Coagulantes: Sulfato de Alumínio, PAC, Cloreto Férrico, entre outros. Pode ser necessária a aplicação de alcalinizantes para ajuste de pH, como Cal ou Barrilha.


3. ADSORÇÃO E FORMAÇÃO DE PONTES


Polímeros de cadeia longa são adsorvidos simultaneamente por duas ou mais partículas coloidais, formando "pontes" que as interligam. O entrelaçamento dessas pontes resulta em flocos maiores e mais resistentes, adequados para remoção por decantação.


Coagulantes: Polímeros sintéticos (catiônicos, aniônicos ou não-iônicos), geralmente aplicados como auxiliares de coagulação, e polímeros naturais.


4. COMPRESSÃO DA DUPLA CAMADA ELÉTRICA


Cada partícula coloidal é envolvida por uma dupla camada de íons: uma camada interna compacta (Stern) e uma camada difusa externa. Essa estrutura gera o potencial zeta, que mede a intensidade da repulsão entre partículas. Ao adicionar eletrólitos à água, os contra-íons (cátions, se a partícula possuir carga negativa) comprimem essa camada difusa, reduzindo o potencial zeta e permitindo a aproximação das partículas.

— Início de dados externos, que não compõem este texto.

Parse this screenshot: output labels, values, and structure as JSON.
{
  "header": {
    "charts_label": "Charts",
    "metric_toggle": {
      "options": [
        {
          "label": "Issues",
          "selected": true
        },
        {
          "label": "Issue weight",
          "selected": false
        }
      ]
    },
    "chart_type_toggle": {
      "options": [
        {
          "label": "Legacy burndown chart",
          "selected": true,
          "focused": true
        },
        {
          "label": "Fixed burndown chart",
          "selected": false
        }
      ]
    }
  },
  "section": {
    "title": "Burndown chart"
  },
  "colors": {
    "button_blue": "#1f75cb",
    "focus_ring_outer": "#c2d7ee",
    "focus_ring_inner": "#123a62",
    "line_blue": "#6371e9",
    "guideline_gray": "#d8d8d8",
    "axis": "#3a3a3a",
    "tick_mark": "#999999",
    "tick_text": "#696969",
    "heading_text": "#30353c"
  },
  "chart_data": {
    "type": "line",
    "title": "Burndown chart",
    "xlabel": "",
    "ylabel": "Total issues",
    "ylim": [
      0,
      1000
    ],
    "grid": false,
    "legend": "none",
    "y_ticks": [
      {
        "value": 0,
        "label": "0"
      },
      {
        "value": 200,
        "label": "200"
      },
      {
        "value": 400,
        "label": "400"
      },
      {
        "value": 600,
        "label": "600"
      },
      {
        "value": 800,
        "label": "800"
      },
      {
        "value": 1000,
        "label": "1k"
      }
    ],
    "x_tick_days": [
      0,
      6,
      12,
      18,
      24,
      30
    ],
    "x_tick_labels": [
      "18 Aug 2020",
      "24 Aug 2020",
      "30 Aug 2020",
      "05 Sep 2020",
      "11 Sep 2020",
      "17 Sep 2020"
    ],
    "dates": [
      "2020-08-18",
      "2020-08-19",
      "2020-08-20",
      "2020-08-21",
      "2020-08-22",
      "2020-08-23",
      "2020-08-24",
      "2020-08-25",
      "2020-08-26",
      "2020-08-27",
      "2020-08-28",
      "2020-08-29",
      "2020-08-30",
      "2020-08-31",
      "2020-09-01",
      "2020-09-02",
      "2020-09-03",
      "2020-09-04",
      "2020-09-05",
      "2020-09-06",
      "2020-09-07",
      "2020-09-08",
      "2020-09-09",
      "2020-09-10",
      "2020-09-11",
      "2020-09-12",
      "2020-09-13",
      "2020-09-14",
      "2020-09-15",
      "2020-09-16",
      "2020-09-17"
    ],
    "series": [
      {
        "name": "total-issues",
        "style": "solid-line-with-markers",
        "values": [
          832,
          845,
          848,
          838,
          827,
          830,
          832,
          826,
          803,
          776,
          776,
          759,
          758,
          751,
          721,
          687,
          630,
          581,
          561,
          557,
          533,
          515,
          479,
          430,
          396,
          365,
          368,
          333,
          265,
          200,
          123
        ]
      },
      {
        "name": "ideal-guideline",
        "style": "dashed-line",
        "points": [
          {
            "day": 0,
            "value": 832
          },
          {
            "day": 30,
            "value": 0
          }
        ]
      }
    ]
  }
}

Coagulantes: Sais metálicos, como Sulfato de Alumínio e Cloreto Férrico, e eletrólitos simples, como Cloreto de Sódio ou Cálcio.


Na prática, os mecanismos raramente atuam de forma isolada. A dosagem de coagulante, o pH e as características da água bruta determinam qual mecanismo predomina. A construção do diagrama de coagulação é a ferramenta mais confiável para essa definição.